Graph compilers optimises the DNN graph and then generates an optimised code for a target hardware/backend, thus accelerating the training and deployment of DL models. We have reviewed a number of compilers, including XLA, TC, TVM, ONNC, GLOW, Intel nGraph, PlaidML, and TensorRT.
The XLA [1] (Accelerated Linear Algebra) compiler accelerates linear algebra computations in TensorFlow models and achieves a 1.15x speedup when enabled on standard benchmarks.
Tensor Comprehensions (TC) [3] aims to improve performance of custom new operators that are not yet fully supported. It provides a mathematics-like language to represent operators, using polyhedral JIT compilation and autotuning. TC supports Caffe2 and PyTorch and mainly focuses
on optimisation across operators, and for data layout and size. TC has been evaluated on multiple popular kernels and achieves up to 4x speedup compared to Caffe2 + CUBLAS.

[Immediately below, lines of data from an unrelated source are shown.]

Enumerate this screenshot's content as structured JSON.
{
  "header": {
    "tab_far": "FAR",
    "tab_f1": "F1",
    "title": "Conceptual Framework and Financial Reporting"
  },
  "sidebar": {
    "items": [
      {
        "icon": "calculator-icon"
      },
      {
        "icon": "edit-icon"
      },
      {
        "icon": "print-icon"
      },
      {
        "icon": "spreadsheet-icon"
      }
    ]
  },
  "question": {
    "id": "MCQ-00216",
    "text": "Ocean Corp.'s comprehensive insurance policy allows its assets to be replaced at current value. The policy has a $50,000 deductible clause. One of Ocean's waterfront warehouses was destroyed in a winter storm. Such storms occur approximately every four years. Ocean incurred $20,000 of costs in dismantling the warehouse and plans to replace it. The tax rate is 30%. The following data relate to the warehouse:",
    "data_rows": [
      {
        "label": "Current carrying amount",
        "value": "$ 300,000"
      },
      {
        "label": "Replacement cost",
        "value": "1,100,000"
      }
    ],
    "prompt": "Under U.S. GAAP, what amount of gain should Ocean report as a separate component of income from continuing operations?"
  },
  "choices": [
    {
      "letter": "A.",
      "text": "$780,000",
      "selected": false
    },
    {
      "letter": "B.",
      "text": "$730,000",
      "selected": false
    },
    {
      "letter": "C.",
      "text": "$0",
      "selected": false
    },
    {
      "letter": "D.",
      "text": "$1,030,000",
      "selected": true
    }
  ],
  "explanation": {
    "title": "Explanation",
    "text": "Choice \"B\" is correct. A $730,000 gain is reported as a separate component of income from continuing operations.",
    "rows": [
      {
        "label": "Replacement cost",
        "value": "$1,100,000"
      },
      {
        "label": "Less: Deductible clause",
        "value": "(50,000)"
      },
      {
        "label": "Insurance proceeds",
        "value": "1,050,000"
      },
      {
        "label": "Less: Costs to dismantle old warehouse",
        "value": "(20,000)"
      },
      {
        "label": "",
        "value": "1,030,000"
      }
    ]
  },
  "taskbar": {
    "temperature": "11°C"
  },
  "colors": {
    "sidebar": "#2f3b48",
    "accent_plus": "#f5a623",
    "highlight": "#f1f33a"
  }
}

The TVM [2] compiler is based on Halide’s compute/schedule separation concept. TVM introduces a new tensor expression language (DSL) to construct tensor operators, which is then converted to optimised kernels for different target hardware. TVM currently supports TensorFlow, MXNet, PyTorch, Keras, and CNTK on CPUs, GPUs, and FPGAs (embedded and server). It achieves portable performance of about 1.2x to 3.8x.
ONNX (Open Neural Network Exchange) is a standard open format for defining and representing deep learning models. This allows AI developers to port models across DL frameworks or use combinations that best suit their needs. This community project, created by Facebook and Microsoft, has gained support by a number of industry partners. ONNC[5] (Open Neural Network Compiler) is a retargetable compiler (built on top of LLVM) that supports compiling ONNX based models to any supported hardware like CPU, GPU, FPGA, DSP.
GLOW [4] optimises Neural Networks by lowering the graph to two intermediate representations. Glow works with PyTorch and supports multiple operators and targets. Glow can consume ONNX (open standard for serializing AI model) as an input and thus can support other frameworks.
GLOW has been found to offer 2.7x speedup over TensorFlow (with XLA) and 1.3x over TVM (no autotuning) for ResNet50.
Intel nGraph is an end-to-end compiler for training and inference and supports TensorFlow, MXNet, ONNX, and PaddlePaddle. nGraph can deliver as much as a 45x increase in normalized inference throughput leveraging MKL-DNN on Intel Xeon Scalable processors.
PlaidML, a compiler for deep learning, is also available as a component of the Intel nGrpah compiler stack. PlaidML supports Keras, ONNX, and nGraph, and accelerates by auto generating tiled code with performance comparable to CUDA on NVIDIA GPUs. This is useful mainly for supporting new kernels that are not supported by libraries.
NVIDIA’s TensorRT compiler is built on top of CUDA and optimises inference by providing high throughput and low latency for deep learning inference applications. TensorRT supports ONNX, thus by extension supporting models trained by different frameworks. Providing optimisations based on reduced precision, these TensorRT models are found to provide 40x faster performance compared to CPU-only platforms during inference.